Un essentiel, une rareté, un absolu.


C’est une histoire exceptionnelle, une écriture subtile, une narration sur le fil, l’expression d’une sensibilité infinie.

C’est l’intelligence à l’état pure,

parée d'un splendide manteau de Littérature.

C’est l’histoire de Ginny Moon, tout simplement.


*


Pour la première fois de sa vie, Ginny Moon a trouvé une Maison-pour-toujours un foyer avec une famille aimante qui saura la protéger et l’entourer. Le foyer dont n’importe quel enfant adopté pourrait rêver. Alors pourquoi cette adolescence de quatorze ans cherche-t-elle à tout prix à se faire kidnapper par sa mère biologique, incapable de s’occuper d’elle ? Pourquoi Ginny veut-elle absolument retourner dans cet appartement où elle a failli mourir ?

C’est une adolescence comme les autres – elle joue de la flûte, s’entraîne pour le tournoi de basket de l’école et étudie les poèmes de Robert Frost -, à un détail près : elle est autiste. Et certaines choses sont très importantes pour elle : commencer sa journée avec précisément neuf grains de raisin, chanter sur Mickael Jackson, manger de la pizza au bacon et aux oignons et surtout, retrouver sa mère biologique pour pouvoir s’occuper de sa Poupée, qui court un grand danger.

Avec les moyens limités et pourtant redoutables d’une enfant enfermée dans son monde intérieur, Ginny va tout mettre en œuvre pour la sauver.


*


Le synopsis est alléchant, vous en conviendrez, mais sachez qu’il ne constitue qu’une infime partie de ce qui se cache derrière cette histoire. Car les rebondissements ne cessent de pleuvoir, l’intrigue de se resserrer, la tension de monter.

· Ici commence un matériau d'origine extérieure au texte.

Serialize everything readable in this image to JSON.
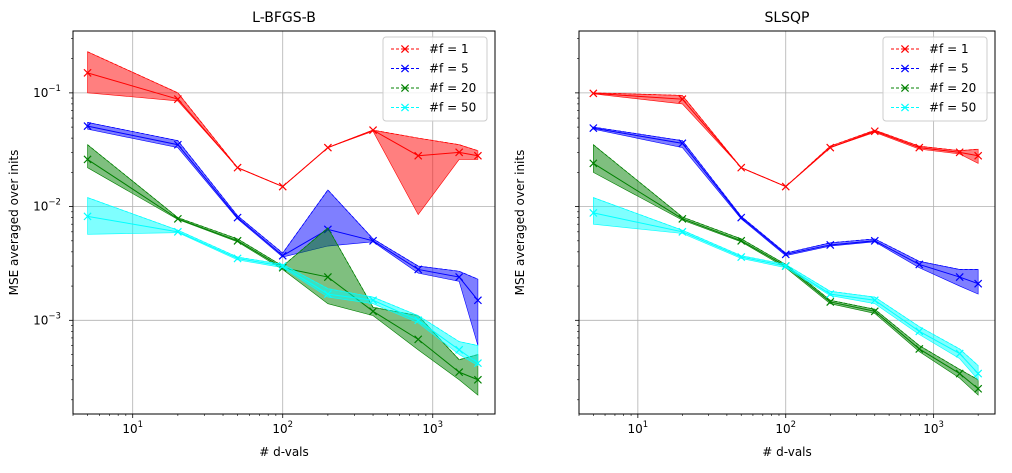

Rien n’est laissé au hasard, jamais l’auteur n’abandonne le lecteur sur le bord de la route. Il le prend par la main, lui murmure viens, suis-moi, tu n’as encore rien vu ! Impossible de lâcher le roman une fois commencé. Il vous happe littéralement. Ses personnages vous transpercent et vous inspirent, ils vous guident, vous ensorcellent. Ils sont si vrais, si humains.


Mais Ginny Moon est avant tout un roman remarquablement émouvant. Terriblement sensible, et infiniment drôle aussi. Une histoire racontée par une adolescente hors du commun, dotée d’une sensibilité accrue, et posant un regard sur le monde délicieusement particulier.

C’est un roman écrit par le père adoptif d’une adolescente autiste, un texte qui transpire la vraie vie, la sueur et les larmes. C’est celui d’un homme patient, intelligent et doté d’une sensibilité rare, un homme qui sait de quoi il parle.


Vous l’avez compris, Ginny Moon est le livre que je m’apprête à offrir tout autour de moi. Un livre qui touche, interroge et ouvre à l’altérité.

Un de ces livres qui fait de nous des êtres meilleur.e.s.